Key                                                Value
        OUTRAS_DESPESAS_POTENCIAL_DE_CONSUMO_EM... 7332964
        TOTAL_DO_CONSUMO_URBANO_E_RURAL            613855113
        CD_MUNI_IBGE                               1100015

API

faster_paddle.ocr(image, resize=False, denoise=False, deskew=False, binarize=False) -> dict OCR encoded image bytes (shared default engine).
faster_paddle.ocr_base64(image_base64, resize=False, denoise=False, deskew=False, binarize=False) -> dict OCR a base64 image string.
OcrEngine(model_size="tiny", threads=None, rec_batch=None) Construct a reusable engine.
OcrEngine.ocr(image, resize=False, denoise=False, deskew=False, binarize=False) -> dict OCR encoded image bytes.
OcrEngine.ocr_base64(image_base64, resize=False, denoise=False, deskew=False, binarize=False) -> dict OCR a base64 image string.
  • resize/denoise/deskew/binarize: optional preprocessing (see above).
  • model_size: "tiny" (default), "small", or "medium".
  • threads: ONNX Runtime intra-op threads. Defaults to the number of physical CPU cores (SMT/logical threads tend to slow compute-bound inference down).
  • rec_batch: recognition batch size (default 6).

Calls are thread-safe (serialized internally) and release the GIL during inference.


How it works

The pipeline faithfully mirrors PaddleOCR's lightweight path:

  1. Detection — resize (min-side 736, clamp max-side 4000, round to ×32), normalize (BGR mean/std), run the DB detector.
  2. DB post-process — threshold 0.2, connected components, minAreaRect, box score ≥ 0.4, unclip ratio 1.4, rescale to source coordinates.
  3. Sort boxes top-to-bottom / left-to-right; crop each via perspective warp.
  4. Recognition — resize each crop to H=48, normalize, batch, run the CTC recognizer ([N, T, 6906]), greedy CTC decode.
  5. Reconstruct reading-order text with dynamic column/line detection.

Detection matches PaddlePaddle at 96 % IoU>0.5 with 0.93 character-level similarity on the recognized text; the residual difference is ONNX-Runtime vs PaddlePaddle floating-point numerics, not the algorithm.

The bundled models are PP-OCRv6_tiny_det and PP-OCRv6_tiny_rec exported with paddle2onnx.

Building from source

pip install maturin
maturin develop --release      # build + install into the current environment
# or
maturin build --release        # produce a wheel in target/wheels/

Requires a Rust toolchain.
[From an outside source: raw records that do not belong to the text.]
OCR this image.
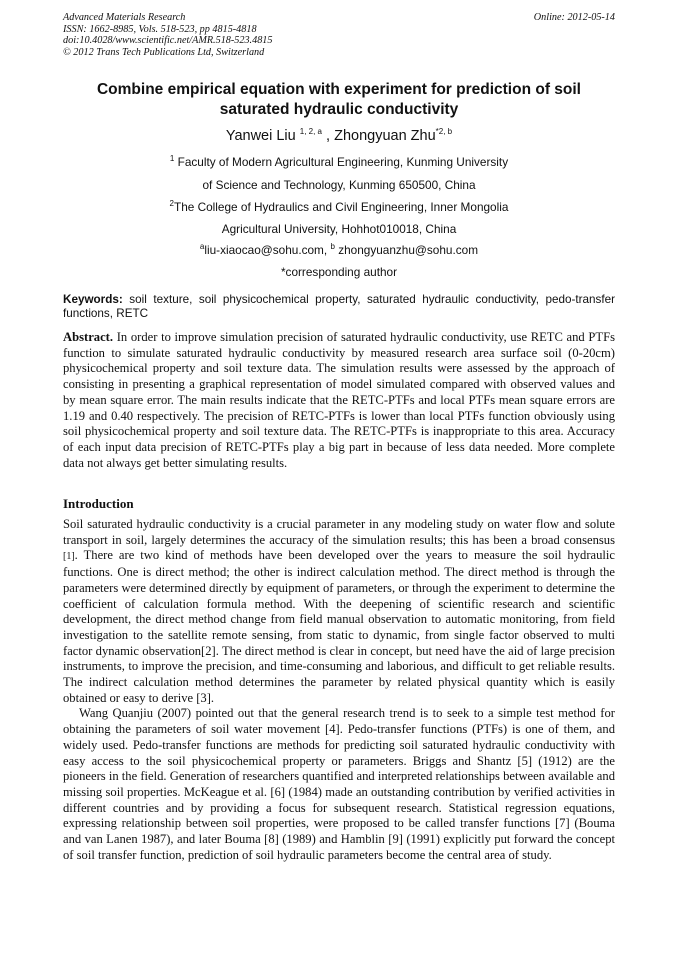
Advanced Materials Research
ISSN: 1662-8985, Vols. 518-523, pp 4815-4818
doi:10.4028/www.scientific.net/AMR.518-523.4815
© 2012 Trans Tech Publications Ltd, Switzerland
Online: 2012-05-14
Combine empirical equation with experiment for prediction of soil saturated hydraulic conductivity
Yanwei Liu $^{1, 2, a}$ , Zhongyuan Zhu$^{*2, b}$
$^1$ Faculty of Modern Agricultural Engineering, Kunming University
of Science and Technology, Kunming 650500, China
$^2$The College of Hydraulics and Civil Engineering, Inner Mongolia
Agricultural University, Hohhot010018, China
$^a$liu-xiaocao@sohu.com, $^b$ zhongyuanzhu@sohu.com
*corresponding author
Keywords: soil texture, soil physicochemical property, saturated hydraulic conductivity, pedo-transfer functions, RETC
Abstract. In order to improve simulation precision of saturated hydraulic conductivity, use RETC and PTFs function to simulate saturated hydraulic conductivity by measured research area surface soil (0-20cm) physicochemical property and soil texture data. The simulation results were assessed by the approach of consisting in presenting a graphical representation of model simulated compared with observed values and by mean square error. The main results indicate that the RETC-PTFs and local PTFs mean square errors are 1.19 and 0.40 respectively. The precision of RETC-PTFs is lower than local PTFs function obviously using soil physicochemical property and soil texture data. The RETC-PTFs is inappropriate to this area. Accuracy of each input data precision of RETC-PTFs play a big part in because of less data needed. More complete data not always get better simulating results.
Introduction

Soil saturated hydraulic conductivity is a crucial parameter in any modeling study on water flow and solute transport in soil, largely determines the accuracy of the simulation results; this has been a broad consensus [1]. There are two kind of methods have been developed over the years to measure the soil hydraulic functions. One is direct method; the other is indirect calculation method. The direct method is through the parameters were determined directly by equipment of parameters, or through the experiment to determine the coefficient of calculation formula method. With the deepening of scientific research and scientific development, the direct method change from field manual observation to automatic monitoring, from field investigation to the satellite remote sensing, from static to dynamic, from single factor observed to multi factor dynamic observation[2]. The direct method is clear in concept, but need have the aid of large precision instruments, to improve the precision, and time-consuming and laborious, and difficult to get reliable results. The indirect calculation method determines the parameter by related physical quantity which is easily obtained or easy to derive [3].

Wang Quanjiu (2007) pointed out that the general research trend is to seek to a simple test method for obtaining the parameters of soil water movement [4]. Pedo-transfer functions (PTFs) is one of them, and widely used. Pedo-transfer functions are methods for predicting soil saturated hydraulic conductivity with easy access to the soil physicochemical property or parameters. Briggs and Shantz [5] (1912) are the pioneers in the field. Generation of researchers quantified and interpreted relationships between available and missing soil properties. McKeague et al. [6] (1984) made an outstanding contribution by verified activities in different countries and by providing a focus for subsequent research. Statistical regression equations, expressing relationship between soil properties, were proposed to be called transfer functions [7] (Bouma and van Lanen 1987), and later Bouma [8] (1989) and Hamblin [9] (1991) explicitly put forward the concept of soil transfer function, prediction of soil hydraulic parameters become the central area of study.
ONNX Runtime is fetched automatically by the ort crate at build time and linked into the extension.

Tests

cargo test --release                 # Rust unit tests (geometry, resize, CTC)
maturin develop --release            # then the Python integration tests:
python faster_paddle/tests/test_integration.py

The integration tests check the result shape, known-text detection, that the recognition session pool is deterministic, that bounds map back to original coordinates after resize, that all preprocessing options run, and a speed regression guard.